We note that a G46D charge substitution in Cx43, which aligns with D47 in Cx36, was able to confer a high Mg2+ sensitivity to Cx43 despite an NT domain that naturally contains a positively charged Lys at position 13. Thus, the effects of NT residues would appear to differ between Cx43 and Cx36, which is not surprising given that sequence differences between these Cxs likely result in differences in the patterns of residues comprising the electrostatic and van der Waals networks that govern Cx channel gating and likely contribute to the coupling of the NT and E1 domains. Conversely, the presence of charge alone at the D47 position in other Cxs does not necessarily confer Mg2+ sensitivity, again consistent with the integrative nature of the conformational changes that occur with Cx channel opening and closing. Moreover, the pore boundaries and overall electrostatic profiles of Cx channels are likely to differ, evident from the available structures for Cx26 and Cx46/Cx50 (Maeda et al., 2009; Myers et al., 2018), which can contribute to differences in Mg2+ permeability. In this view, Cx channels, although related in overall construction, likely differ in the positioning of residues within the network and the pore, explaining the wide heterogeneity in biophysical properties documented among various Cx channels and possible differential effects of individual amino acid substitutions in different Cx channels.
Although homology modeling using MODELLER and the available crystal structures of Cx26 and Cx46/50 provides a viable and established method for approximating the structure of Cx36, other algorithms are available to test alternative structural predictions for Cx36. For example, the protein folding algorithm AlphaFold (Senior et al., 2020) predicts a Cx36 NT domain that adopts a wide bend that does not pack well with TM1/E1 residues. This orientation is unlike the NT domains in the Cx26 and Cx46/50 crystal structures as well as in the NT domains of other Cx structures predicted by AlphaFold, in which the bend angle of the NT domain is steep allowing for interactions with TM1/E1 residues. Whether this difference is indicative of a unique conformational structure of Cx36 remains unknown. We note that AlphaFold shows that the predicted structure near the 13-14 positions in NT, which is the putative hinge region of the bend, shows low reliability (only ∼50 percent confidence level). Also, although chimeric studies in which the NT domain of Cx36 was substituted with Cx43 sequence produced functional channels, the reciprocal chimera, in which NT domain of Cx43 was substituted with Cx36 sequence failed to yield functional channels suggesting that there may be a sufficiently different NT structure for Cx36 such that it fails to be accommodated properly into a Cx43 background. In the event that the Cx36 NT structure adopts a unique orientation compared to other Cxs, the effects of the NT substitutions we examined here will be informative in providing mechanistic insights into NT structure and function.

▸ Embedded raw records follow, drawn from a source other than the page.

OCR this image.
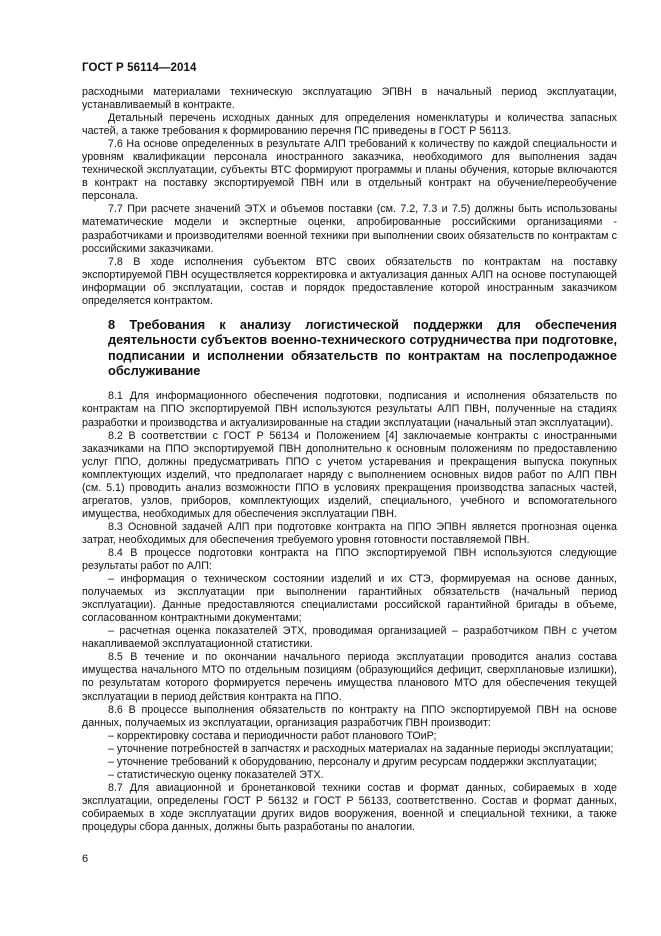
ГОСТ Р 56114—2014

расходными материалами техническую эксплуатацию ЭПВН в начальный период эксплуатации, устанавливаемый в контракте.

Детальный перечень исходных данных для определения номенклатуры и количества запасных частей, а также требования к формированию перечня ПС приведены в ГОСТ Р 56113.

7.6 На основе определенных в результате АЛП требований к количеству по каждой специальности и уровням квалификации персонала иностранного заказчика, необходимого для выполнения задач технической эксплуатации, субъекты ВТС формируют программы и планы обучения, которые включаются в контракт на поставку экспортируемой ПВН или в отдельный контракт на обучение/переобучение персонала.

7.7 При расчете значений ЭТХ и объемов поставки (см. 7.2, 7.3 и 7.5) должны быть использованы математические модели и экспертные оценки, апробированные российскими организациями - разработчиками и производителями военной техники при выполнении своих обязательств по контрактам с российскими заказчиками.

7.8 В ходе исполнения субъектом ВТС своих обязательств по контрактам на поставку экспортируемой ПВН осуществляется корректировка и актуализация данных АЛП на основе поступающей информации об эксплуатации, состав и порядок предоставление которой иностранным заказчиком определяется контрактом.

8 Требования к анализу логистической поддержки для обеспечения деятельности субъектов военно-технического сотрудничества при подготовке, подписании и исполнении обязательств по контрактам на послепродажное обслуживание

8.1 Для информационного обеспечения подготовки, подписания и исполнения обязательств по контрактам на ППО экспортируемой ПВН используются результаты АЛП ПВН, полученные на стадиях разработки и производства и актуализированные на стадии эксплуатации (начальный этап эксплуатации).

8.2 В соответствии с ГОСТ Р 56134 и Положением [4] заключаемые контракты с иностранными заказчиками на ППО экспортируемой ПВН дополнительно к основным положениям по предоставлению услуг ППО, должны предусматривать ППО с учетом устаревания и прекращения выпуска покупных комплектующих изделий, что предполагает наряду с выполнением основных видов работ по АЛП ПВН (см. 5.1) проводить анализ возможности ППО в условиях прекращения производства запасных частей, агрегатов, узлов, приборов, комплектующих изделий, специального, учебного и вспомогательного имущества, необходимых для обеспечения эксплуатации ПВН.

8.3 Основной задачей АЛП при подготовке контракта на ППО ЭПВН является прогнозная оценка затрат, необходимых для обеспечения требуемого уровня готовности поставляемой ПВН.

8.4 В процессе подготовки контракта на ППО экспортируемой ПВН используются следующие результаты работ по АЛП:

– информация о техническом состоянии изделий и их СТЭ, формируемая на основе данных, получаемых из эксплуатации при выполнении гарантийных обязательств (начальный период эксплуатации). Данные предоставляются специалистами российской гарантийной бригады в объеме, согласованном контрактными документами;

– расчетная оценка показателей ЭТХ, проводимая организацией – разработчиком ПВН с учетом накапливаемой эксплуатационной статистики.

8.5 В течение и по окончании начального периода эксплуатации проводится анализ состава имущества начального МТО по отдельным позициям (образующийся дефицит, сверхплановые излишки), по результатам которого формируется перечень имущества планового МТО для обеспечения текущей эксплуатации в период действия контракта на ППО.

8.6 В процессе выполнения обязательств по контракту на ППО экспортируемой ПВН на основе данных, получаемых из эксплуатации, организация разработчик ПВН производит:

– корректировку состава и периодичности работ планового ТОиР;

– уточнение потребностей в запчастях и расходных материалах на заданные периоды эксплуатации;

– уточнение требований к оборудованию, персоналу и другим ресурсам поддержки эксплуатации;

– статистическую оценку показателей ЭТХ.

8.7 Для авиационной и бронетанковой техники состав и формат данных, собираемых в ходе эксплуатации, определены ГОСТ Р 56132 и ГОСТ Р 56133, соответственно. Состав и формат данных, собираемых в ходе эксплуатации других видов вооружения, военной и специальной техники, а также процедуры сбора данных, должны быть разработаны по аналогии.

6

Our modeling did not explicitly reveal changes in potential interactions between the residues at the substituted sites or at D47. However, our homology modeling was based on the Cx46/Cx50 structure, which is proposed to be in the open state, with the NT domain stabilized by anchoring hydrophobic interactions with TM1/TM2 helices (Myers et al., 2018; Yue et al., 2021). Thus, if Mg2+ binding occurs in the closed conformation, as suggested by our mathematical modeling data, we should not expect to detect any potential interactions in the homology model. Moreover, given the critical dependence on the structural template, it is likely that structural perturbations and alterations in side chain packing resulting from sequence divergence between Cx36 and Cx46/Cx50 would be lost in the approximated channel structure. Although Cxs can exhibit considerable sequence similarities, particularly in the more conserved NT, transmembrane and extracellular loop domains, phylogenetic analyses have divided Cxs into three main groups, with Cx36 belonging to the delta or Group IIIa designation (White et al., 2004; Cruciani and Mikalsen, 2007). Available structures Cx46/Cx50 and Cx26 represent Group I (Cx46/Cx50) and Group II (Cx26) connexins and, thus are more distant to Cx36. We chose to use the Cx46/Cx50 structure as a template due to a better estimated sequence similarity of more than 53 percent.
Insights About Mg2+-Mediated Regulation of Cx36 Channels From Modeling Data
Electrophysiological studies of Cx36 GJ channels are hindered by their unusually low unitary conductance, which precludes direct measurement of open channel conductance and open probability. Our data showed that the same applies for all the Cx36 variants considered in this study. Thus, we combined macroscopic electrophysiological recordings with mathematical modeling to gain insights into channel behavior. Using different kinetic schemes of Mg2+-mediated channel gating, E8Q, A13K and H18K GJ channels were consistently predicted to be less permeable to Mg2+ compared to WT Cx36. The models also suggest that the observed differences in Mg2+-mediated changes in gj can be adequately explained by a 3-state linear scheme. The best fit to the data was provided by the model in which the first transition represents Mg2+-independent gating between open and closed states in each of the hemichannels, and the second transition represents the binding of Mg2+ and stabilization of the closed hemichannel conformation. The estimated values of the transition rates associated with the Mg2+-independent transition (Table 2) suggest that it represents stochastic gating and can occur even in absence of Vj gradients. Such stochastic gating was demonstrated for Cx26 hemichannels for which single channel data is available (Sanchez et al., 2013). Modeling of data using our recently published gating model, 4SM, that takes into account contingent gating of two series hemichannels and the distribution of Vj across each hemichannel (Snipas et al., 2020) indicates that such stochastic gating at Vj = 0 mV would be sufficient to drive a Mg2+-dependent reduction in gj caused by Mg2+ binding to the closed state. Moreover, as mentioned in the results, the estimated values of model parameters k1 and k2 of different variants correlated well with the observed changes in Vj sensitivity at high Mg2+ concentrations. This provides additional support for our model, in which Mg2+ ions stabilize hemichannel closure induced by the intrinsic Vj-dependent gating. Interestingly, this scenario is very similar to the collapsed version of the mathematical model for the effects of Ca2+ on Cx46 hemichannels, in which Ca2+ was proposed to bind to and stabilize the closed conformation and in which Ca2+ binding is allosterically coupled to the voltage sensor (Pinto et al., 2017). Of note, the effects of Mg2+ on Cx46 hemichannels are similar to Ca2+, but with lower affinity.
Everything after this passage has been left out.